Near-Infrared Fluorescence Imaging
Near-infrared fluorescence (NIRF) imaging caries a great potential for the study of vascular inflammation. It relies on the use of activatable markers that have the ability to bind molecules associated with plaque vulnerability and fluorescence when they irradiated by near-infrared light (see Fig. 21–1C). Advances in molecular biology have enabled detection of fibrin, of plaque’s inflammation, and identification of neovascularization.48 Recently, a two-dimensional rotational NIRF catheter has been designed that is pulled back by an automated pullback device at a constant speed, enabling generation of a spread out plots of the coronary plaque inflammation and assessment of vessel wall biology.49 This design enables in vivo detection of different molecules, such as thrombin, matrix metalloproteinases 2 and 9, and cathepsin K, D, and S, and permits assessment of plaque biology, inflammation, and neorevascularization.
Significant limitations of this modality are (1) that it requires injection of an activatable agent; (2) that it cannot provide depth-resolved information, and (3) assess the lumen, outer vessel wall, and plaque dimensions and composition.

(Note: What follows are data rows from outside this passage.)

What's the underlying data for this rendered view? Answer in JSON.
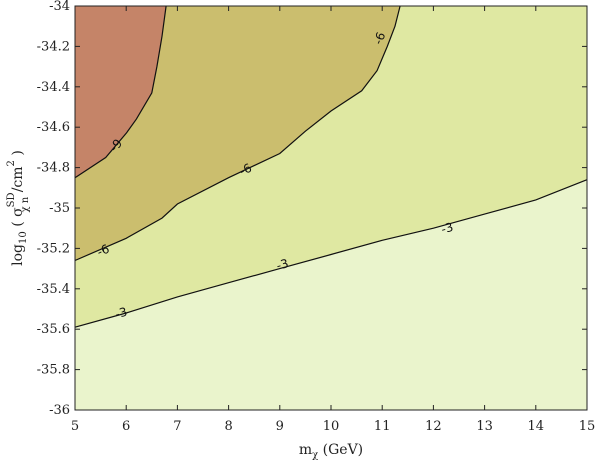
{
  "chart_data": {
    "type": "contour",
    "xlim": [
      5,
      15
    ],
    "ylim": [
      -36,
      -34
    ],
    "x_ticks": [
      "5",
      "6",
      "7",
      "8",
      "9",
      "10",
      "11",
      "12",
      "13",
      "14",
      "15"
    ],
    "y_ticks": [
      "-34",
      "-34.2",
      "-34.4",
      "-34.6",
      "-34.8",
      "-35",
      "-35.2",
      "-35.4",
      "-35.6",
      "-35.8",
      "-36"
    ],
    "x_tick_values": [
      5,
      6,
      7,
      8,
      9,
      10,
      11,
      12,
      13,
      14,
      15
    ],
    "y_tick_values": [
      -34,
      -34.2,
      -34.4,
      -34.6,
      -34.8,
      -35,
      -35.2,
      -35.4,
      -35.6,
      -35.8,
      -36
    ],
    "xlabel": {
      "main": "m",
      "sub": "χ",
      "rest": " (GeV)"
    },
    "ylabel": {
      "pre": "log",
      "sub": "10",
      "mid": " ( σ",
      "sup": "SD",
      "sub2": "χ n",
      "tail": " /cm",
      "sup2": "2",
      "end": " )"
    },
    "regions": [
      {
        "name": "below -9",
        "color": "#c58468"
      },
      {
        "name": "-9 to -6",
        "color": "#cbbe6e"
      },
      {
        "name": "-6 to -3",
        "color": "#dfe8a2"
      },
      {
        "name": "above -3",
        "color": "#eaf4cc"
      }
    ],
    "contours": [
      {
        "level": "-3",
        "points": [
          [
            5,
            -35.59
          ],
          [
            6,
            -35.52
          ],
          [
            7,
            -35.44
          ],
          [
            8,
            -35.37
          ],
          [
            9,
            -35.3
          ],
          [
            10,
            -35.23
          ],
          [
            11,
            -35.16
          ],
          [
            12,
            -35.1
          ],
          [
            13,
            -35.03
          ],
          [
            14,
            -34.96
          ],
          [
            15,
            -34.86
          ]
        ]
      },
      {
        "level": "-6",
        "points": [
          [
            5,
            -35.26
          ],
          [
            6,
            -35.15
          ],
          [
            6.7,
            -35.05
          ],
          [
            7,
            -34.98
          ],
          [
            8,
            -34.85
          ],
          [
            9,
            -34.73
          ],
          [
            9.5,
            -34.62
          ],
          [
            10,
            -34.52
          ],
          [
            10.6,
            -34.42
          ],
          [
            10.9,
            -34.32
          ],
          [
            11.1,
            -34.2
          ],
          [
            11.25,
            -34.1
          ],
          [
            11.35,
            -34
          ]
        ]
      },
      {
        "level": "-9",
        "points": [
          [
            5,
            -34.85
          ],
          [
            5.6,
            -34.75
          ],
          [
            6,
            -34.63
          ],
          [
            6.2,
            -34.56
          ],
          [
            6.5,
            -34.43
          ],
          [
            6.6,
            -34.3
          ],
          [
            6.7,
            -34.15
          ],
          [
            6.78,
            -34
          ]
        ]
      }
    ],
    "contour_labels": [
      {
        "text": "-3",
        "x": 12.27,
        "y": -35.1
      },
      {
        "text": "-3",
        "x": 9.05,
        "y": -35.28
      },
      {
        "text": "-3",
        "x": 5.9,
        "y": -35.52
      },
      {
        "text": "-6",
        "x": 10.95,
        "y": -34.16
      },
      {
        "text": "-6",
        "x": 8.33,
        "y": -34.81
      },
      {
        "text": "-6",
        "x": 5.55,
        "y": -35.21
      },
      {
        "text": "-9",
        "x": 5.8,
        "y": -34.69
      }
    ]
  }
}
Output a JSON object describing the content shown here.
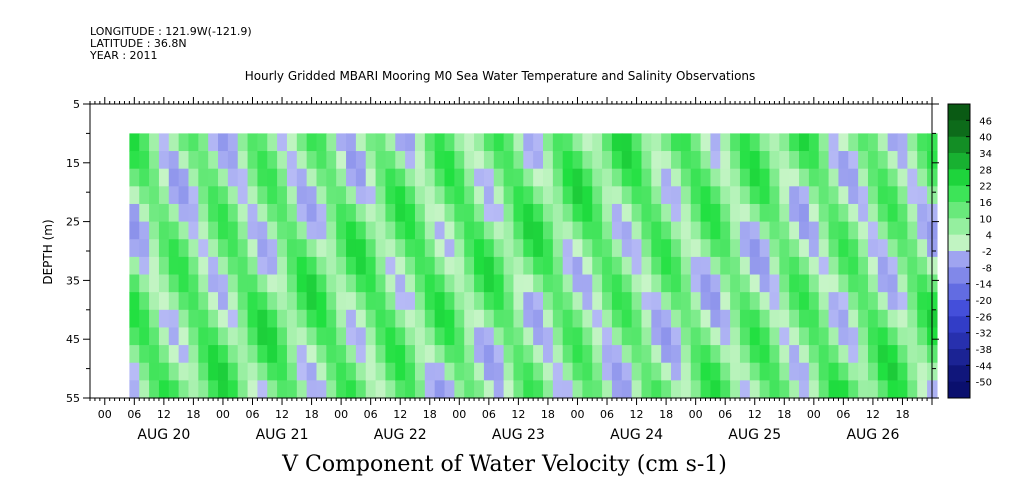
{
  "header": {
    "longitude": "LONGITUDE : 121.9W(-121.9)",
    "latitude": "LATITUDE : 36.8N",
    "year": "YEAR : 2011"
  },
  "chart_data": {
    "type": "heatmap",
    "title": "Hourly Gridded MBARI Mooring M0 Sea Water Temperature and Salinity Observations",
    "xlabel": "",
    "ylabel": "DEPTH (m)",
    "colorbar_title": "V Component of Water Velocity (cm s-1)",
    "y_ticks": [
      "5",
      "15",
      "25",
      "35",
      "45",
      "55"
    ],
    "ylim": [
      5,
      55
    ],
    "y_inverted": true,
    "data_depth_range": [
      10,
      55
    ],
    "x_hour_ticks": [
      "00",
      "06",
      "12",
      "18",
      "00",
      "06",
      "12",
      "18",
      "00",
      "06",
      "12",
      "18",
      "00",
      "06",
      "12",
      "18",
      "00",
      "06",
      "12",
      "18",
      "00",
      "06",
      "12",
      "18",
      "00",
      "06",
      "12",
      "18"
    ],
    "x_date_labels": [
      "AUG 20",
      "AUG 21",
      "AUG 22",
      "AUG 23",
      "AUG 24",
      "AUG 25",
      "AUG 26"
    ],
    "x_start": "2011-08-19 21:00",
    "x_end": "2011-08-27 00:00",
    "data_time_range": [
      "2011-08-20 05:00",
      "2011-08-26 23:00"
    ],
    "colorbar_levels": [
      "46",
      "40",
      "34",
      "28",
      "22",
      "16",
      "10",
      "4",
      "-2",
      "-8",
      "-14",
      "-20",
      "-26",
      "-32",
      "-38",
      "-44",
      "-50"
    ],
    "colormap": {
      "negative_low": "#0a0f6e",
      "negative_mid": "#3a46d8",
      "negative_high": "#b8bcf6",
      "positive_low": "#c8f5c8",
      "positive_mid": "#20e040",
      "positive_high": "#0a5a14"
    }
  }
}
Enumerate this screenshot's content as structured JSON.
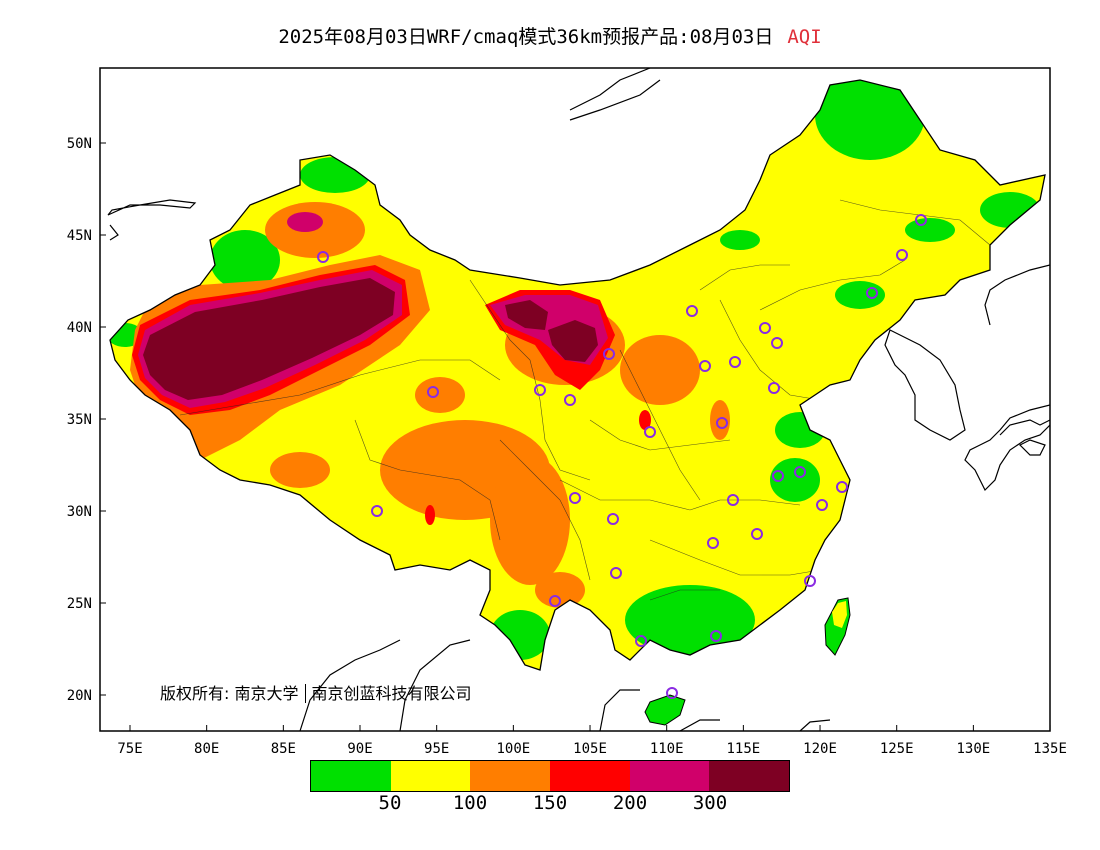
{
  "title": {
    "main": "2025年08月03日WRF/cmaq模式36km预报产品:08月03日",
    "variable": "AQI"
  },
  "map": {
    "lon_ticks": [
      "75E",
      "80E",
      "85E",
      "90E",
      "95E",
      "100E",
      "105E",
      "110E",
      "115E",
      "120E",
      "125E",
      "130E",
      "135E"
    ],
    "lat_ticks": [
      "50N",
      "45N",
      "40N",
      "35N",
      "30N",
      "25N",
      "20N"
    ],
    "copyright_label": "版权所有:",
    "copyright_org1": "南京大学",
    "copyright_org2": "南京创蓝科技有限公司",
    "colors": {
      "good": "#00e000",
      "moderate": "#ffff00",
      "usg": "#ff7e00",
      "unhealthy": "#ff0000",
      "very_unhealthy": "#d0006a",
      "hazardous": "#7e0023",
      "station_marker": "#8a2be2"
    }
  },
  "legend": {
    "colors": [
      "#00e000",
      "#ffff00",
      "#ff7e00",
      "#ff0000",
      "#d0006a",
      "#7e0023"
    ],
    "labels": [
      "50",
      "100",
      "150",
      "200",
      "300"
    ]
  }
}
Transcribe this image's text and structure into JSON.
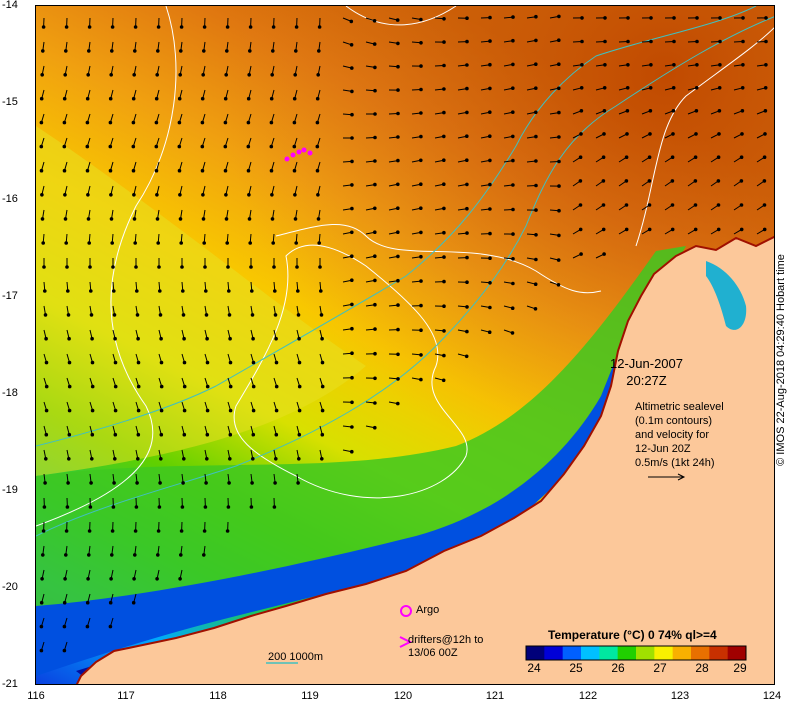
{
  "axes": {
    "y_ticks": [
      "-14",
      "-15",
      "-16",
      "-17",
      "-18",
      "-19",
      "-20",
      "-21"
    ],
    "x_ticks": [
      "116",
      "117",
      "118",
      "119",
      "120",
      "121",
      "122",
      "123",
      "124"
    ]
  },
  "timestamp": {
    "date": "12-Jun-2007",
    "time": "20:27Z"
  },
  "legend": {
    "line1": "Altimetric sealevel",
    "line2": "(0.1m contours)",
    "line3": "and velocity for",
    "line4": "12-Jun 20Z",
    "line5": "0.5m/s (1kt 24h)"
  },
  "colorbar": {
    "title_bold": "Temperature",
    "title_rest": "(°C) 0 74% ql>=4",
    "ticks": [
      "24",
      "25",
      "26",
      "27",
      "28",
      "29"
    ],
    "colors": [
      "#00007a",
      "#0000d8",
      "#0060ff",
      "#00c0ff",
      "#00e8a0",
      "#20d000",
      "#a0e000",
      "#f8f000",
      "#f8b000",
      "#e87000",
      "#c83000",
      "#a00000"
    ]
  },
  "markers": {
    "argo_label": "Argo",
    "drifters_line1": "drifters@12h to",
    "drifters_line2": "13/06 00Z",
    "depth_label": "200  1000m"
  },
  "copyright": "© IMOS 22-Aug-2018 04:29:40 Hobart time",
  "colors": {
    "land": "#fcc89a",
    "coast_warm": "#b85000",
    "contour": "#ffffff",
    "isobath": "#40c0c0",
    "argo": "#ff00ff"
  }
}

Time-Resolved Fluorescence Spectroscopy
Time-resolved (lifetime) fluorescence spectroscopic (TRFS) imaging using pulsed ultraviolet light appears able to provide information about the compositional characteristics of the plaque. It relies on the assessment of the time required to resolve the fluorescence emitted after molecules being excited by light. The compositional characteristics of the plaque (ie, the lipid component, macrophages, elastin, and collagen) have different fluorescence properties; thus TRFS has a value in assessing plaque composition and inflammation (see Fig. 21–1D).50
Recent technological advances in fluorescence lifetime imaging have enabled adaptation of these techniques for intravascular scanning.51,52 Experimental studies have shown that TRFS measurements enable detection of diseased segments, visualization of pathological changes in the superficial plaque (~ 250-300 μm depth), and characterization of the phenotype of the plaque and differentiation of TCFA from FA.